自律自動運転の世界観が示されはじめた50年ほど前は、ボタンひとつで目的地へと運んでくれるSF的な要素を含んだ発想も見受けられた。そこには、当時の技術者だけでなく自動車ユーザーの未来に対する憧れが含まれていたのかもしれない。しかし、技術革新が進むにつれ、「ボタンひとつで~」という世界の実現には、もう少し時間が必要であることがわかってきた。
その理由は、たとえばインフラストラクチャーである道路網の新たな整備に加えて、車両と車両が通信を行う「車々間通信技術」、道路と車両が通信を行う「路車間通信技術」など、自律自動運転を支える要素技術の普及が車両よりも先に求められるからだ。

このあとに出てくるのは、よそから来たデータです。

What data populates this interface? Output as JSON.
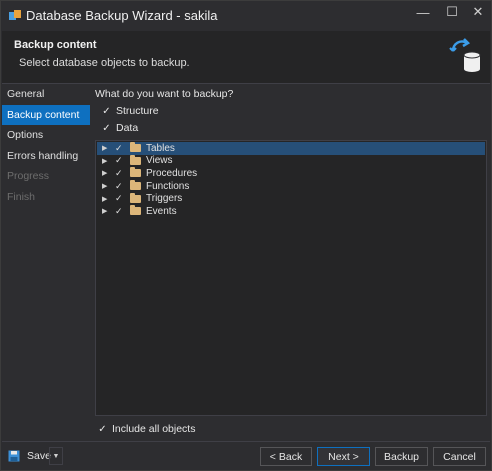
{
  "window": {
    "title": "Database Backup Wizard - sakila",
    "minimize": "—",
    "maximize": "☐",
    "close": "✕"
  },
  "header": {
    "title": "Backup content",
    "subtitle": "Select database objects to backup."
  },
  "sidebar": {
    "items": [
      {
        "label": "General",
        "state": "normal"
      },
      {
        "label": "Backup content",
        "state": "active"
      },
      {
        "label": "Options",
        "state": "normal"
      },
      {
        "label": "Errors handling",
        "state": "normal"
      },
      {
        "label": "Progress",
        "state": "disabled"
      },
      {
        "label": "Finish",
        "state": "disabled"
      }
    ]
  },
  "main": {
    "prompt": "What do you want to backup?",
    "structure_label": "Structure",
    "structure_checked": true,
    "data_label": "Data",
    "data_checked": true,
    "tree": [
      {
        "label": "Tables",
        "checked": true,
        "selected": true
      },
      {
        "label": "Views",
        "checked": true,
        "selected": false
      },
      {
        "label": "Procedures",
        "checked": true,
        "selected": false
      },
      {
        "label": "Functions",
        "checked": true,
        "selected": false
      },
      {
        "label": "Triggers",
        "checked": true,
        "selected": false
      },
      {
        "label": "Events",
        "checked": true,
        "selected": false
      }
    ],
    "include_all_label": "Include all objects",
    "include_all_checked": true
  },
  "footer": {
    "save_label": "Save",
    "back_label": "< Back",
    "next_label": "Next >",
    "backup_label": "Backup",
    "cancel_label": "Cancel"
  },
  "colors": {
    "accent": "#0e70c0",
    "selection": "#264f78",
    "background": "#2d2d30",
    "folder": "#dcb67a"
  }
}
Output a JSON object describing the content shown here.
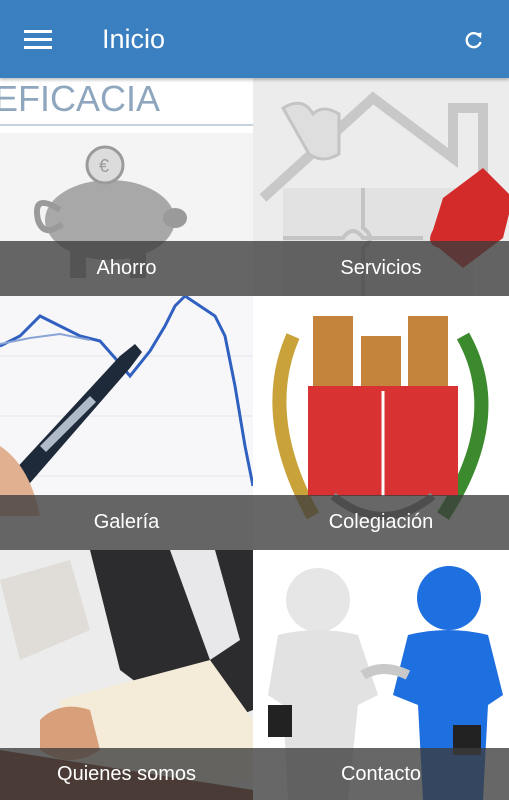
{
  "app_bar": {
    "title": "Inicio",
    "background_color": "#3a7fc0",
    "menu_icon": "hamburger-menu-icon",
    "refresh_icon": "refresh-icon"
  },
  "tiles": [
    {
      "label": "Ahorro",
      "image": "piggy-bank-eficacia-photo",
      "image_text": "EFICACIA"
    },
    {
      "label": "Servicios",
      "image": "puzzle-house-photo"
    },
    {
      "label": "Galería",
      "image": "pen-on-stock-chart-photo"
    },
    {
      "label": "Colegiación",
      "image": "college-coat-of-arms"
    },
    {
      "label": "Quienes somos",
      "image": "person-signing-document-photo"
    },
    {
      "label": "Contacto",
      "image": "handshake-figures-photo"
    }
  ]
}
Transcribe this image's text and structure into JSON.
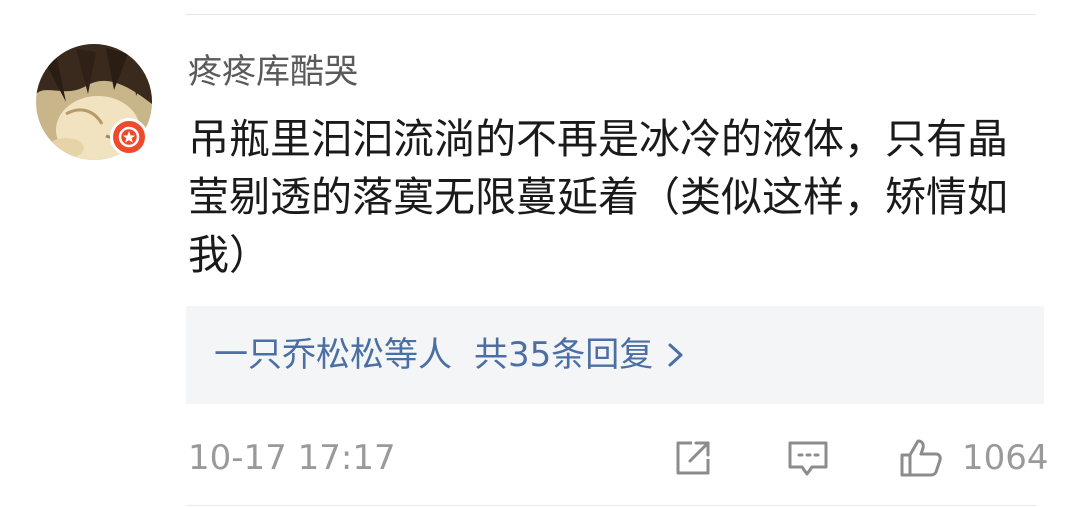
{
  "comment": {
    "username": "疼疼库酷哭",
    "text": "吊瓶里汩汩流淌的不再是冰冷的液体，只有晶莹剔透的落寞无限蔓延着（类似这样，矫情如我）",
    "replies": {
      "users_text": "一只乔松松等人",
      "count_text": "共35条回复"
    },
    "timestamp": "10-17 17:17",
    "like_count": "1064"
  },
  "icons": {
    "avatar": "avatar-image",
    "badge": "verified-badge-icon",
    "chevron": "chevron-right-icon",
    "share": "share-icon",
    "comment": "comment-icon",
    "like": "thumbs-up-icon"
  },
  "colors": {
    "link": "#4b6fa3",
    "badge": "#f04a2c",
    "muted": "#9a9a9a",
    "replies_bg": "#f4f5f7"
  }
}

また、こうした通信技術には、どんな周波数帯の電波を使い、そしてどんなサービスをどのタイミングで行っていくのかなど、技術の枠組みや使用に関するルール作りも必要である。これには、自動車メーカー間の垣根を越えた話し合いが不可欠だ。
日本政府は当面の理想を…
こうした課題があることから、日本政府は自律自動運転に対する当面の理想を「事故のない交通社会をサポートする技術」として定義づけを行った。運転操作のミスは90%以上が人為的とも言われているが、自律自動運転技術を搭載した車両が普及することによって、ドライバーのうっかりミスを大きく減少させることが期待されている。
2017年中の交通事故による死者数(事故発生から24時間以内)は3694人と前より210人減った(5.4%減)。しかし、いまだに毎年多くの尊い命が交通事故の犠牲になっている。また、前人未踏の超高齢社会に突入した日本におけるドライバーの高齢化対策としても、自律自動運転技術が有効な手だてになるのではないか、との研究も進む。
ACCは、こうした自律自動運転技術の入り口ととらえることができる。センサーが認識した前走車の情報に合わせてアクセルやブレーキ操作が一定の範囲内で自動的に制御されるわけだが、センサーの認識範囲は非常に限定的であることから、システム作動中であっても、アクセルを踏み足したり、ブレーキを踏んだりするといった、センサーの不足分をドライバーの運転操作で補うということが大切である。
これは“人と機械の協調運転”と呼ばれるもので、この徹底こそがACCをはじめとしたADAS(アドバンスド・ドライバー・アシスタンス・システム/先進運転支援システム)の正しい普及につながると筆者は考えている。